There is a powerful difference between searching for the answer to a question and pursuing the wisdom in any life challenges.
Consider for a moment that we think of "answers" as one-sentence conclusions to questions: Here's the question and here's the answer. Q&A makes a great partnership, so why shouldn't we apply that method of investigation to probing the deeper concerns of our life? Because sometimes the Q&A method misses the target when that target becomes more complex than a one-sentence response. Sometimes the more pressing matters of life are better served by recognizing that a simple answer will not suffice. Rather, a meaningful quest is better served by the acquisition of wisdom and insight rather than an answer to a question. Consider that wisdom is a game-changing force because in seeking wisdom, you are pursuing a "truth trigger," a hidden mechanism in a situation that, once discovered, initiates a process of transformation that cannot be aborted. Answers can be argued with; wisdom is a final but enlightening truth.
Take the question, "What makes you happy?" Is there really a one-sentence answer to that question? For all the seductive energy that question generates—and it does—listing the ingredients of personal happiness remains among of the most challenging questions for people to actually answer. I know. I have asked countless audiences throughout my workshop career to answer that question, to actually articulate in detail the specific items that equal happiness for them. In the vast majority of cases, people respond with silence or by saying that they are uncertain.
At first, these responses baffled me. Was it stage fright? Were people not interested in happiness? Hardly. I reshaped the question to, "How many of you are searching for happiness in some way?" That question hit the high marks, and most hands flew up. That question then became the precursor to, "What makes you happy?" Logically, if you know what makes you unhappy, surely you must have at least a slight idea—a fantasy—anything, something in your imagination about what would make you happy. Still, when it came to actually articulating the specifics of what they wanted and needed to be happy, most people hesitated—and still do.
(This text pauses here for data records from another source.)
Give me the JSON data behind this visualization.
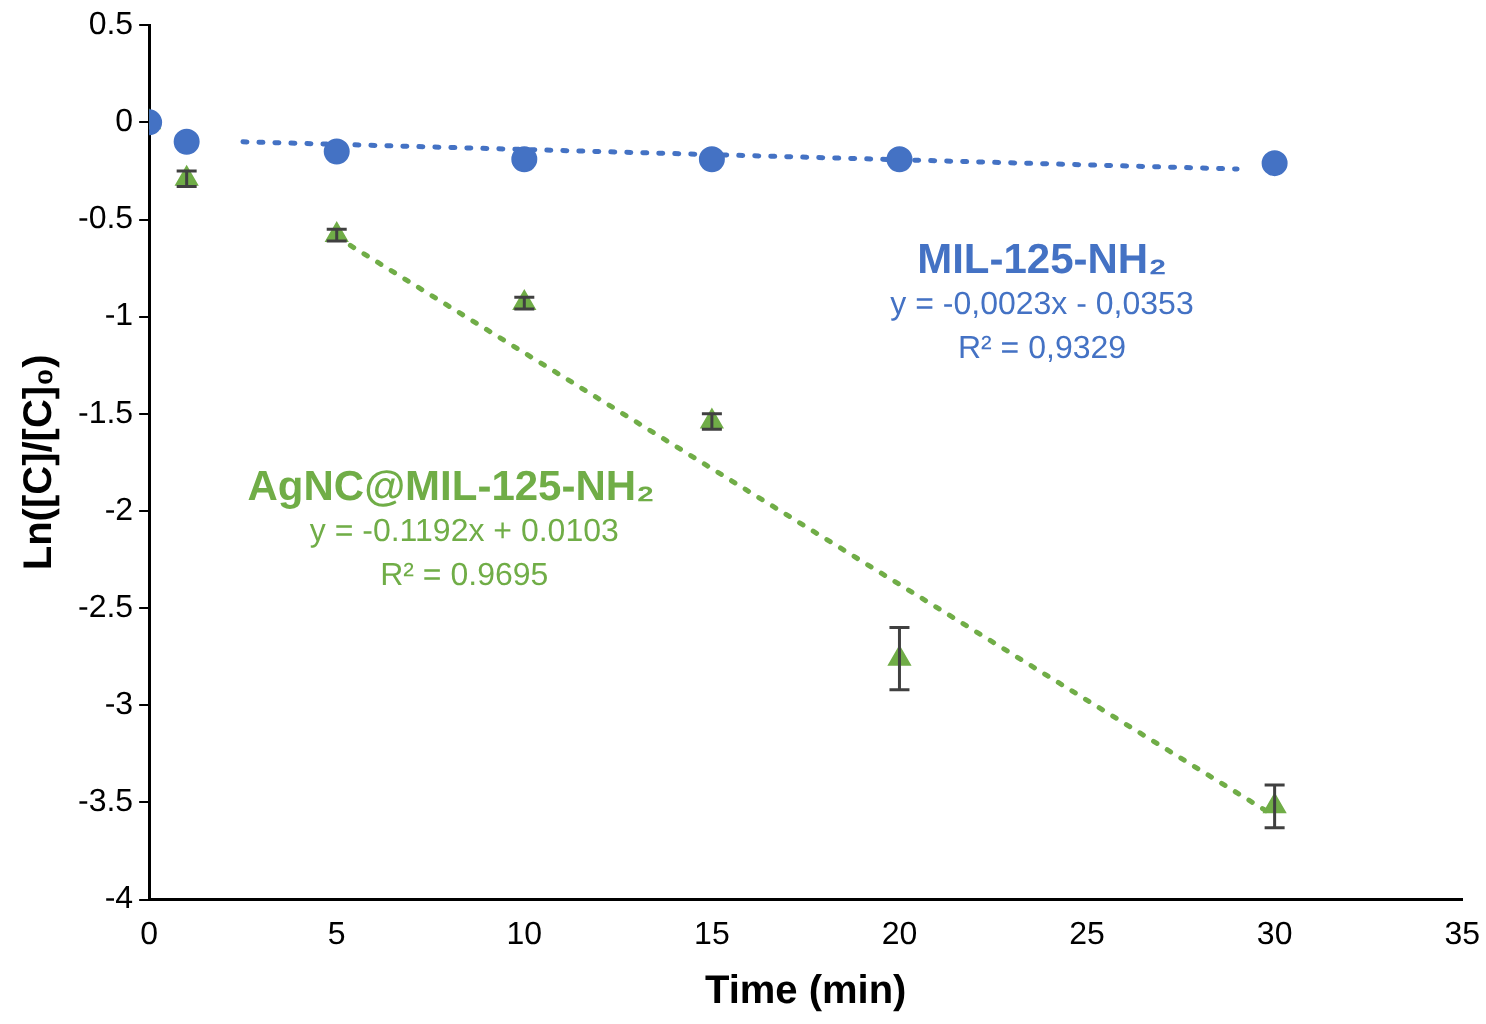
{
  "chart_data": {
    "type": "scatter",
    "xlabel": "Time (min)",
    "ylabel": "Ln([C]/[C]₀)",
    "xlim": [
      0,
      35
    ],
    "xticks": [
      0,
      5,
      10,
      15,
      20,
      25,
      30,
      35
    ],
    "ylim": [
      -4,
      0.5
    ],
    "yticks": [
      0.5,
      0,
      -0.5,
      -1,
      -1.5,
      -2,
      -2.5,
      -3,
      -3.5,
      -4
    ],
    "grid": false,
    "legend": false,
    "series": [
      {
        "name": "MIL-125-NH₂",
        "color": "#4472c4",
        "marker": "circle",
        "x": [
          0,
          1,
          5,
          10,
          15,
          20,
          30
        ],
        "values": [
          0,
          -0.1,
          -0.15,
          -0.19,
          -0.19,
          -0.19,
          -0.21
        ]
      },
      {
        "name": "AgNC@MIL-125-NH₂",
        "color": "#70ad47",
        "marker": "triangle",
        "x": [
          0,
          1,
          5,
          10,
          15,
          20,
          30
        ],
        "values": [
          0,
          -0.29,
          -0.58,
          -0.93,
          -1.54,
          -2.76,
          -3.52
        ],
        "errors": [
          null,
          0.04,
          0.03,
          0.03,
          0.04,
          0.16,
          0.11
        ]
      },
      {
        "color": "#4472c4",
        "type": "line",
        "marker": "none",
        "line_style": "dotted",
        "x": [
          2.5,
          29
        ],
        "values": [
          -0.1,
          -0.24
        ]
      },
      {
        "color": "#70ad47",
        "type": "line",
        "marker": "none",
        "line_style": "dotted",
        "x": [
          5,
          30
        ],
        "values": [
          -0.59,
          -3.57
        ]
      }
    ],
    "annotations": [
      "y = -0,0023x - 0,0353",
      "R² = 0,9329",
      "y = -0.1192x + 0.0103",
      "R² = 0.9695"
    ]
  }
}
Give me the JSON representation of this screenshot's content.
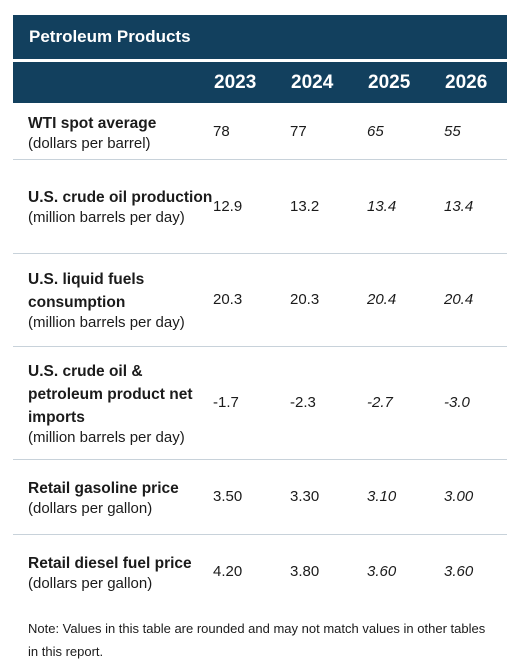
{
  "table": {
    "title": "Petroleum Products",
    "years": [
      "2023",
      "2024",
      "2025",
      "2026"
    ],
    "projected_year_flags": [
      false,
      false,
      true,
      true
    ],
    "rows": [
      {
        "name": "WTI spot average",
        "unit": "(dollars per barrel)",
        "values": [
          "78",
          "77",
          "65",
          "55"
        ]
      },
      {
        "name": "U.S. crude oil production",
        "unit": "(million barrels per day)",
        "values": [
          "12.9",
          "13.2",
          "13.4",
          "13.4"
        ]
      },
      {
        "name": "U.S. liquid fuels consumption",
        "unit": "(million barrels per day)",
        "values": [
          "20.3",
          "20.3",
          "20.4",
          "20.4"
        ]
      },
      {
        "name": "U.S. crude oil & petroleum product net imports",
        "unit": "(million barrels per day)",
        "values": [
          "-1.7",
          "-2.3",
          "-2.7",
          "-3.0"
        ]
      },
      {
        "name": "Retail gasoline price",
        "unit": "(dollars per gallon)",
        "values": [
          "3.50",
          "3.30",
          "3.10",
          "3.00"
        ]
      },
      {
        "name": "Retail diesel fuel price",
        "unit": "(dollars per gallon)",
        "values": [
          "4.20",
          "3.80",
          "3.60",
          "3.60"
        ]
      }
    ],
    "note": "Note: Values in this table are rounded and may not match values in other tables in this report."
  },
  "colors": {
    "header_bg": "#12405e",
    "header_text": "#ffffff",
    "row_divider": "#c8d2da"
  }
}
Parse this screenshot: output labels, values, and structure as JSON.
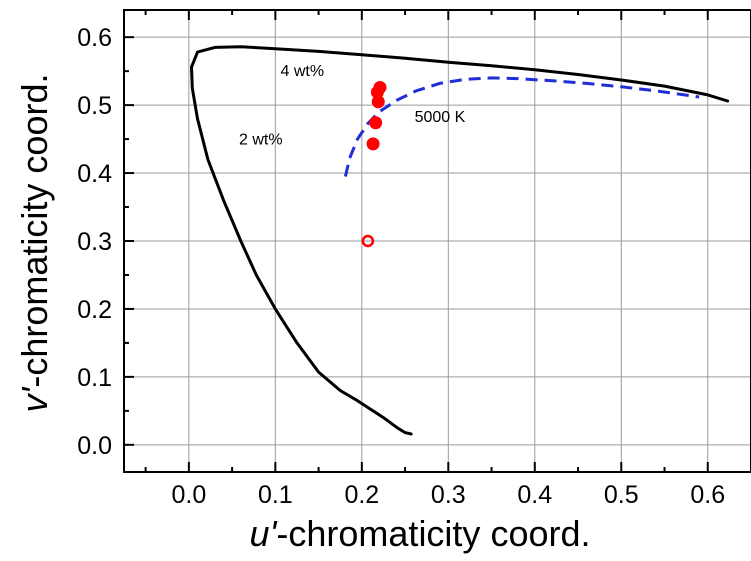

I finally realized that beyond the discontentment that often drives us to despair or to think we are unhappy is a deeper wisdom that that tells us that, "You may be unhappy, but that does not mean you are in the wrong place with the wrong person or people." Unhappiness may be a temporary phase, an overload of the current pressures of life or a need to recognize self-neglect. It may be that you need to take a step back and evaluate if and how you have "de-animated" much of your life. Perhaps, over time, you gradually withdrew your enthusiasm, and you never even realized it. We often de-animate relationships, jobs, everything and anything, and because it happens so gradually, we don't discover we are depleted until we are so low on energy that our entire life looks bleak.
Not answering the happiness question can also be an indication that a person is waiting for someone else to change everything and make her world a better place, a place she doesn't really want to leave but just have renovated. So the person is still aware that the fundamental ingredients for happiness are in her life—they just need to be reenergized. But who is supposed to change and do all that work? Ah—that's the deal-breaker.